Das Weltbild endet, nicht aber die Herrschaft
Gernot Plass lässt Georg Schubert in Ich, Galileo am TAG einen selbstkritischen Monolog über Wissenschaft und Macht führen.
Galileo Galilei, der große italienische Universalgelehrte, kapituliert. Er hat Angst. Angst vor einer Verurteilung als Ketzer, vor den Folterinstrumenten der Inquisition, vor dem drohenden Scheiterhaufen. Somit distanziert er sich von seinen Entdeckungen und gibt klein bei. Verspricht, seinen Wissenschafts-Kanal auf YouTube zu löschen. Schimpft sich selbst einen Feigling. Und akzeptiert den ihm auferlegten Hausarrest.

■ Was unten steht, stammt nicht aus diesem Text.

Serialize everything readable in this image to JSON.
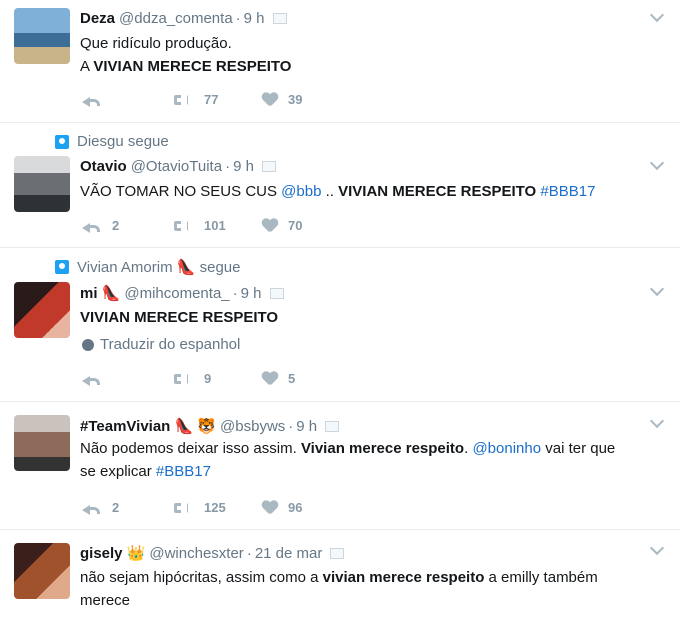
{
  "tweets": [
    {
      "social": "",
      "name": "Deza",
      "handle": "@ddza_comenta",
      "time": "9 h",
      "lines": [
        "Que ridículo produção.",
        "A "
      ],
      "bold": "VIVIAN MERECE RESPEITO",
      "reply_count": "",
      "retweet_count": "77",
      "like_count": "39",
      "avatar_color": "#4a7fb3"
    },
    {
      "social": "Diesgu segue",
      "name": "Otavio",
      "handle": "@OtavioTuita",
      "time": "9 h",
      "text_a": "VÃO TOMAR NO SEUS CUS ",
      "mention": "@bbb",
      "text_b": " .. ",
      "bold": "VIVIAN MERECE RESPEITO",
      "hashtag": "#BBB17",
      "reply_count": "2",
      "retweet_count": "101",
      "like_count": "70",
      "avatar_color": "#6b6e73"
    },
    {
      "social": "Vivian Amorim 👠 segue",
      "name": "mi 👠",
      "handle": "@mihcomenta_",
      "time": "9 h",
      "bold": "VIVIAN MERECE RESPEITO",
      "translate": "Traduzir do espanhol",
      "reply_count": "",
      "retweet_count": "9",
      "like_count": "5",
      "avatar_color": "#c0392b"
    },
    {
      "social": "",
      "name": "#TeamVivian 👠 🐯",
      "handle": "@bsbyws",
      "time": "9 h",
      "text_a": "Não podemos deixar isso assim. ",
      "bold": "Vivian merece respeito",
      "text_b": ". ",
      "mention": "@boninho",
      "text_c": "  vai ter que",
      "line2_a": "se explicar ",
      "hashtag": "#BBB17",
      "reply_count": "2",
      "retweet_count": "125",
      "like_count": "96",
      "avatar_color": "#8e6a5a"
    },
    {
      "social": "",
      "name": "gisely 👑",
      "handle": "@winchesxter",
      "time": "21 de mar",
      "text_a": "não sejam hipócritas, assim como a ",
      "bold": "vivian merece respeito",
      "text_b": " a emilly também",
      "line2": "merece",
      "avatar_color": "#a0522d"
    }
  ],
  "colors": {
    "accent": "#1da1f2",
    "link": "#1b6ec9",
    "muted": "#657786"
  }
}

Georg Schubert ist sämtlichen seiner gefühlt 15 verschiedenen Rollen gewachsen
Für die folgenden achtzig Minuten schlüpft der wunderbar wandelbare Georg Schubert in zumindest zehn verschiedene Rollen und bleibt doch stets „G.“. Wie der Erdball dreht er sich um sich selbst, zittert, wütet, lacht, spottet, schimpft, sucht, sinniert und – befragt. Denn er weiß, was er gesehen hat, durch das Fernrohr, das er auf das Firmament gerichtet hat. Wir sind längst nicht mehr der Mittelpunkt dieser Welt, sind es nie gewesen. Auf den vier Bildschirmen, die neben einem Gefrierschrank und zwei Sesseln die karge Bühne zieren, verdunkelt ein Schatten die Sonne (Video: Peter Hirsch).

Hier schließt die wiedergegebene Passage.